Non-inventive product: Same as each cleanser described in Table 1 except for the omission of the cationic and/or amphoteric surfactant

• • C: Effects were equivalent to the non-inventive product (a weight reduction of the fouled tube section after the cleaning test was greater only by less than 50% than the weight reduction achieved with the non-inventive product).
  • B: Separation effects for composite fouling from the tube section were improved (a weight reduction of the fouled tube section after the cleaning test was greater by 50% or more than the weight reduction achieved with the non-inventive product).
  • A: Dissolving ability for composite fouling was enhanced (in addition to the above separation effects, separated fouling was in a dissolved form).

Disinfectant Activities

• • C: Effects were equivalent to the non-inventive product (growth of microorganisms was recognized in 10 days after the cleaning and the sealing of purified water).
  • B: Growth of microorganisms was not recognized for 10 days or longer after the cleaning and the sealing of purified water.
  • A: Growth of microorganisms was not recognized for 30 days or longer after the cleaning and the sealing of purified water.

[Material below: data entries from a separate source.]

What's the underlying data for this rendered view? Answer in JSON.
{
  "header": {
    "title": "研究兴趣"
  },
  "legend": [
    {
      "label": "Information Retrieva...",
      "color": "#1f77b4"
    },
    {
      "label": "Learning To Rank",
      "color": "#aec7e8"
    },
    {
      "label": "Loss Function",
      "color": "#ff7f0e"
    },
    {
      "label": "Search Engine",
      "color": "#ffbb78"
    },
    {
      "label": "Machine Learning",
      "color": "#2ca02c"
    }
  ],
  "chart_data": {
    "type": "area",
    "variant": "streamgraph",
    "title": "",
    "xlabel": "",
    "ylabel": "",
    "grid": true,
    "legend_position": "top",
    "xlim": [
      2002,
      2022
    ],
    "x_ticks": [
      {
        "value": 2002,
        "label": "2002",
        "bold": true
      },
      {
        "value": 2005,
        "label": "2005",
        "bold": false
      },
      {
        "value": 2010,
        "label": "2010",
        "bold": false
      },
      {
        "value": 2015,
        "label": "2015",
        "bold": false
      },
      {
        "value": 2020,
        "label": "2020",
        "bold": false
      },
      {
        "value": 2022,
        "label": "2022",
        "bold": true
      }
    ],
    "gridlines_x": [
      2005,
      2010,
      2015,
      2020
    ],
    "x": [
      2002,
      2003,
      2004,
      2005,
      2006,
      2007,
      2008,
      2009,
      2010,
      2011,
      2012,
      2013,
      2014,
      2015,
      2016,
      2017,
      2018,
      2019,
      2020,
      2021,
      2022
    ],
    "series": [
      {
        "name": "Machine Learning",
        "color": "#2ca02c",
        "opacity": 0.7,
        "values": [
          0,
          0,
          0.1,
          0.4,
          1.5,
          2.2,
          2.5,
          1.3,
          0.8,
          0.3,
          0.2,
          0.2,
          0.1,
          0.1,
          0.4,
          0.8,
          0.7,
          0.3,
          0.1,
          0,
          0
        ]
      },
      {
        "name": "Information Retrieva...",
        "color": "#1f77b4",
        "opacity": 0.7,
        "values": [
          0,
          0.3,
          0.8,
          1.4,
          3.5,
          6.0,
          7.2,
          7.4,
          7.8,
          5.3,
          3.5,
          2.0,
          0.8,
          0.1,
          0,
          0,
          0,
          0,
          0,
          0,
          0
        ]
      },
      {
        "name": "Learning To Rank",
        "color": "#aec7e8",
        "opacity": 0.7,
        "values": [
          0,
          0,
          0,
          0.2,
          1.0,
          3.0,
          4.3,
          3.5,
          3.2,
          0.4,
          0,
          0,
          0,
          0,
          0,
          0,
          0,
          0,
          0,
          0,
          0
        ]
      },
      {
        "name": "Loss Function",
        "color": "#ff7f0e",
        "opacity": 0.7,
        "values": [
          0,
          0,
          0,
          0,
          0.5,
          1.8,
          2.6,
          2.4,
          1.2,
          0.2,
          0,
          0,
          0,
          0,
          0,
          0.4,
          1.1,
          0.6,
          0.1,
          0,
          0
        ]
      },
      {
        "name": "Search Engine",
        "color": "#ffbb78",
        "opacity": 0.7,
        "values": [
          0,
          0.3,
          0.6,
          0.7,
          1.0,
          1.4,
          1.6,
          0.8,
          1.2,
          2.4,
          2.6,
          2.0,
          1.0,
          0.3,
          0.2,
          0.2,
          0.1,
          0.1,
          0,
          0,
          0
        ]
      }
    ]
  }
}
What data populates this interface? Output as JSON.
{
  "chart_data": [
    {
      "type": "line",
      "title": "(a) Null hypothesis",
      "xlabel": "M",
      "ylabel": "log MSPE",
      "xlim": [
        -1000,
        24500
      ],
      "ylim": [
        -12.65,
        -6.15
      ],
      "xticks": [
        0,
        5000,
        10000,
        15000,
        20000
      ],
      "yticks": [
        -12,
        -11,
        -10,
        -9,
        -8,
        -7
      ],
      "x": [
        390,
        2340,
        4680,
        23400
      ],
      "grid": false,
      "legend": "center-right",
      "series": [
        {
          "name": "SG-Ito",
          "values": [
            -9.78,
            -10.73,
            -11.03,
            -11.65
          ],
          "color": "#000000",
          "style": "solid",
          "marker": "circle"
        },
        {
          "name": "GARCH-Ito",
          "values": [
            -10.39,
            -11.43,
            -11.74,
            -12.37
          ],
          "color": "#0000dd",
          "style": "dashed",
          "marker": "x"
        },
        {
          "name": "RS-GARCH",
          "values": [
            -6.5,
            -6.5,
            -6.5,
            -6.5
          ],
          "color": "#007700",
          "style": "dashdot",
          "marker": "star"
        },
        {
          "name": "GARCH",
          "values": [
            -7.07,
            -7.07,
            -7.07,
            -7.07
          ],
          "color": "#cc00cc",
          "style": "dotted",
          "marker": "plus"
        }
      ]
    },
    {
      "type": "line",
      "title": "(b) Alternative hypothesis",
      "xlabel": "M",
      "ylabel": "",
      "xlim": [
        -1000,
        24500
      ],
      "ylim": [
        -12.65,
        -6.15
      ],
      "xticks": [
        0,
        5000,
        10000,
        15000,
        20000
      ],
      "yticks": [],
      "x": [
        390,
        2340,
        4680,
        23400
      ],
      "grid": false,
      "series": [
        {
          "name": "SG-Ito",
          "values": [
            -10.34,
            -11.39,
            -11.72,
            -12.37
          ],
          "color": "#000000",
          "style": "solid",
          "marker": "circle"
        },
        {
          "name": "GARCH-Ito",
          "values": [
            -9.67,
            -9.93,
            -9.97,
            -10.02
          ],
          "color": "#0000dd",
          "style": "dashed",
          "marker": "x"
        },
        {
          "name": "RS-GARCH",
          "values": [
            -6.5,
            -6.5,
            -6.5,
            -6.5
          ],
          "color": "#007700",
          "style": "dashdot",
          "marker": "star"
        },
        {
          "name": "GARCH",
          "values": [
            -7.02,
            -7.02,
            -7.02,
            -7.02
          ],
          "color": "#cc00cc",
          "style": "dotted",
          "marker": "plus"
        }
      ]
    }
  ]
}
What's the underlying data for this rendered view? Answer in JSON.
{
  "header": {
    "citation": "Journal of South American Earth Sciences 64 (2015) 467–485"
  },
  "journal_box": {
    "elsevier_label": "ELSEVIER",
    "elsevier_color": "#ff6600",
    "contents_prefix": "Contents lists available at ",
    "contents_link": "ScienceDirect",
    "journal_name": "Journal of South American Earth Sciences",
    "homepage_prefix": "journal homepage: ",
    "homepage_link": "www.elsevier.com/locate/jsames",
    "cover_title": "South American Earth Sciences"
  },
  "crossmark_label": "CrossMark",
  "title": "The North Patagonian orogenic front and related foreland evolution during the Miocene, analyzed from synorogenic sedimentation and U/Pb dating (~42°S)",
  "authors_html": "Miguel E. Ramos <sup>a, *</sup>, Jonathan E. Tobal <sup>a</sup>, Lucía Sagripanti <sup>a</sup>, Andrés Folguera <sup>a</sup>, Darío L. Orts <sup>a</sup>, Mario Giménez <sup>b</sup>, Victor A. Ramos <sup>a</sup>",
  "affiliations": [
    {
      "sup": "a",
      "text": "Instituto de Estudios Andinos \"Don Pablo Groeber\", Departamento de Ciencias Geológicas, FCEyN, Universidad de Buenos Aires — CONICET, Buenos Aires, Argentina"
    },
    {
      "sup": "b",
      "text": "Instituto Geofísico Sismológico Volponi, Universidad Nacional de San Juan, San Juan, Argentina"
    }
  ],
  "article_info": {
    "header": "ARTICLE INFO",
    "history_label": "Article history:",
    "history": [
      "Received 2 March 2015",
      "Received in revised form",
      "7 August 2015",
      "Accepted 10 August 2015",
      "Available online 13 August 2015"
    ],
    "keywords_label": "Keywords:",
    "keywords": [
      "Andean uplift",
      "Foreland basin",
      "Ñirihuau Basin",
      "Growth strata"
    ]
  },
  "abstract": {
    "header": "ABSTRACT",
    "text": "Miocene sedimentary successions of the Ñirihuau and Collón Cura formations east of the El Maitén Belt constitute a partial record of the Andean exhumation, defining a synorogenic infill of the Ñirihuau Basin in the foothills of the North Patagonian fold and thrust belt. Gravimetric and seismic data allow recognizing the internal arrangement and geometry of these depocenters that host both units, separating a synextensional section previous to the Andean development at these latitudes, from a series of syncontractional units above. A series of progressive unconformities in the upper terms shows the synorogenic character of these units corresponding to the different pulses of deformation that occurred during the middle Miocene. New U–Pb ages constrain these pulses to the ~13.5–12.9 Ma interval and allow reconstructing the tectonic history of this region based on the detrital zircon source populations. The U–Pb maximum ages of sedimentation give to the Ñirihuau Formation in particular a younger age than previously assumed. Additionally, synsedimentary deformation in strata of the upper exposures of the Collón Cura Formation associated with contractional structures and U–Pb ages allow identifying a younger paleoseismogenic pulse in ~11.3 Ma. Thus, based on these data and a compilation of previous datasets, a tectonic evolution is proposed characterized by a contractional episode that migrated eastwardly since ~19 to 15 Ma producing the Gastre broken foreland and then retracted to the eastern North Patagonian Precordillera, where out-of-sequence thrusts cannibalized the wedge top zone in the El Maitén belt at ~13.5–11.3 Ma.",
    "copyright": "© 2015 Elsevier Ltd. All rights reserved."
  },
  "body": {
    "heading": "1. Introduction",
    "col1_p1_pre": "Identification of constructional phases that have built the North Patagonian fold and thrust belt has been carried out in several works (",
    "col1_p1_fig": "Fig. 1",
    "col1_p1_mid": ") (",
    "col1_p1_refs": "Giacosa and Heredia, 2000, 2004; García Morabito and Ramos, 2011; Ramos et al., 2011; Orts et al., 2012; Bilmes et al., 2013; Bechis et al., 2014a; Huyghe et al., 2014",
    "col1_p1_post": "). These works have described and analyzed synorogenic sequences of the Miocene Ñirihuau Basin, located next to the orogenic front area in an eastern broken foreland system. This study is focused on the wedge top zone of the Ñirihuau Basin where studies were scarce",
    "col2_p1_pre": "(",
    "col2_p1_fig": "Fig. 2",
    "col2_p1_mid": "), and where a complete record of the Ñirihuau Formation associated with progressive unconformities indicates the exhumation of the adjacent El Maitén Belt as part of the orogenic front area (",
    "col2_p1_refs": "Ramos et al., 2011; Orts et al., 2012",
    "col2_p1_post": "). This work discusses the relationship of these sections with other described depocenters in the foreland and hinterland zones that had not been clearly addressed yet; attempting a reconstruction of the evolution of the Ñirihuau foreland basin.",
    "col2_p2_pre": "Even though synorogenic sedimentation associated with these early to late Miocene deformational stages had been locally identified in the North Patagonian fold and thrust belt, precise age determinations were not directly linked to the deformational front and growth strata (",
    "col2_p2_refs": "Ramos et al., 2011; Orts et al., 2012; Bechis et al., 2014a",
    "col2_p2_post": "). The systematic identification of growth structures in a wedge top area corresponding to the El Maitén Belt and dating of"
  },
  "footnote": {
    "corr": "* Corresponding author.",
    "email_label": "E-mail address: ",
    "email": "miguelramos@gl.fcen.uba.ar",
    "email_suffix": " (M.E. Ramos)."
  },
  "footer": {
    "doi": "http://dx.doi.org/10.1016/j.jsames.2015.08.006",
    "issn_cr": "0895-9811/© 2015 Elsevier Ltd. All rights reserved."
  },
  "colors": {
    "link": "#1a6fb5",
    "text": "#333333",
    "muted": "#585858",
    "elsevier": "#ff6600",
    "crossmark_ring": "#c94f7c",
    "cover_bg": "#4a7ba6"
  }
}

The cleaning was conducted by circulating each cleaning solution of 50-fold dilution for 20 minutes through its corresponding 10-cm section of the fouled tube of the actually-operated artificial dialyzer and then washing the tube section with water. The washing solution was recovered to determine how much composite fouling had been separated and whether or not the thus-separated composite fouling was in a dissolved form.

INDUSTRIAL APPLICABILITY

The cleanser according to the present invention for organic-inorganic composite fouling has excellent disinfectant activities inorganic fouling removability and organic fouling removability, and in particular, can remove such fouling even if organic fouling consists of biofilms.

Claims

1. A cleanser for organic-inorganic composite fouling, comprising an aqueous solution of hydrogen peroxide, acetic acid, peracetic acid, a nonionic surfactant, and a cationic and/or amphoteric surfactant.

2. A cleanser according to claim 1, wherein a content of hydrogen peroxide is 4 to 12 wt. %, a content of acetic acid is 10 to 50 wt. %, a content of peracetic acid is 0.3 to 6 wt. %, and a total content of said surfactant components is 0.01 to 20 wt. %.

3. A cleanser according to claim 1, further comprising 0.01 to 0.5 wt. % of an inclusion agent.

4. A cleanser according to claim 1, furher comprising 0.01 to 0.5 wt. % of a chelating agent.

5. A cleanser according to claim 1, wherein said cationic surfactant or a mixture of said cationic surfactant and amphoteric surfactant is at least one surfactant or mixture selected from the group consisting of didecyldimethylammonium chloride, bis(alkanoyl(3-aminopropyl))dimethylammonium chloride, a mixture of stearyltrimethylammonium chloride an dodecylbis(aminoethyl)glycine, a mixture of stearyltrimethylammonium chloride and 2-alkyl-N-caboxymethyl-N-hydroxyethylimidazolinium betaine, and a mixture of stearyltrimethylammonium chloride and alkyldimethylaminoacetic acid betaine.

6. A cleanser according to claim 1, wherein said organic-inorganic composite fouling is organic-inorganic composite fouling occurred in tubing of an artificial dialyzer

7. A cleanser according to claim 6, wherein said organic fouling comprises biofilms occurred in tubing of an artificial dialyzer

8. A method of cleaning an artificial dialyzer, which comprises passing through tubing of an artificial dialyzer a cleanser according to claim 1 for organic-inorganic composite fouling.